Efeknya, sepanjang perdagangan Selasa (2/3), mayoritas bursa Asia tutup jungkir balik. ASX 200 minus 0,40 persen, HSI tekor 1,29 persen, KOSPI naik 1,03 persen, Nikkei anjlok 0,86 persen, dan SSEC menukik 1,21 persen.
Untungnya, bursa dalam negeri selamat dari jebakan koreksi tersebut. Indeks Harga Saham Gabungan (IHSG) surplus 0,33 persen ke level 6.359. Kondisi tersebut tidak lepas dari sejumlah data positif.
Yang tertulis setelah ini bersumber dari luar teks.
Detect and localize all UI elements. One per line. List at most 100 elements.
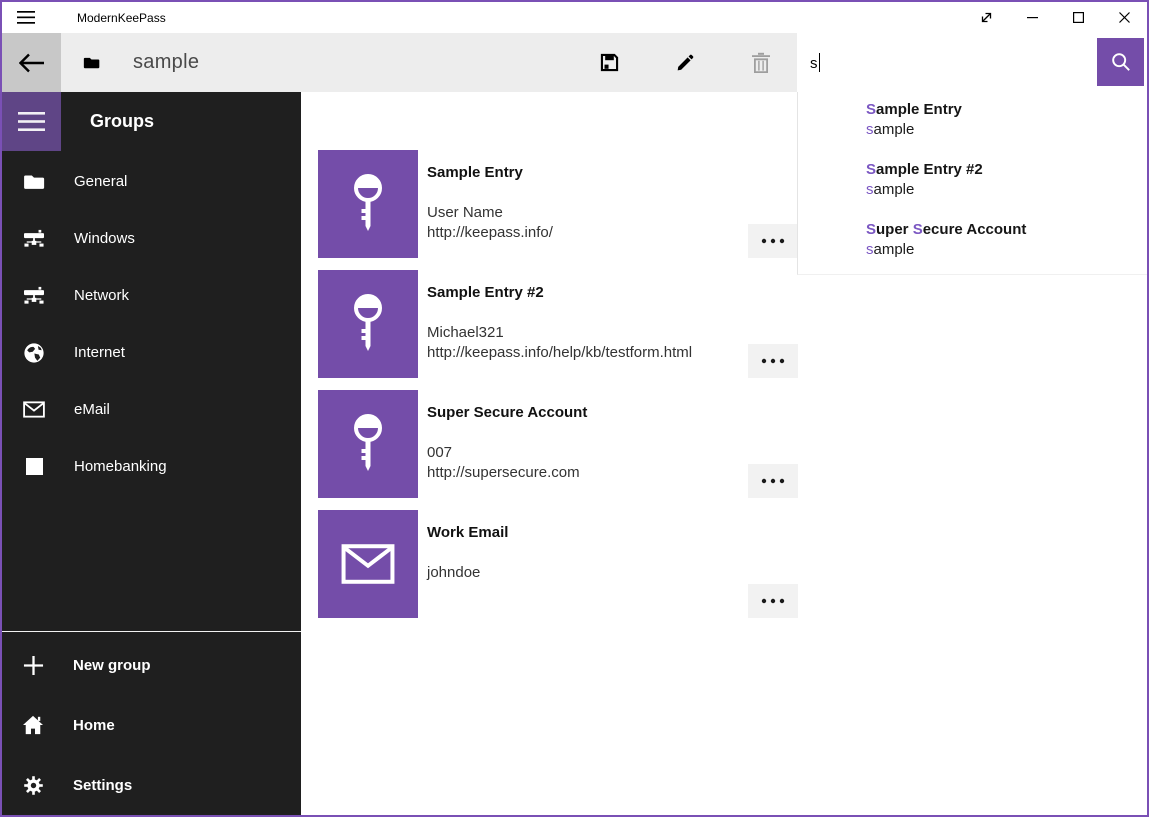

Berdasar data Satuan Tugas (Satgas) Penanganan Covid-19, mencatat jumlah kasus Covid-19 beberapa hari terakhir menunjukkan tren menurun. Sepanjang Selasa (2/3), hanya ada tambahan 5.172 kasus. Selain itu, data PMI Manufaktur Februari sebesar 50,9. ”Itu menunjukkan aktivitas manufaktur domestik masih mengalami ekspansi,” tutur Equity Research Analyst Victoria Sekuritas Michael Alexander Santoso, di Jakarta, Rabu (3/3).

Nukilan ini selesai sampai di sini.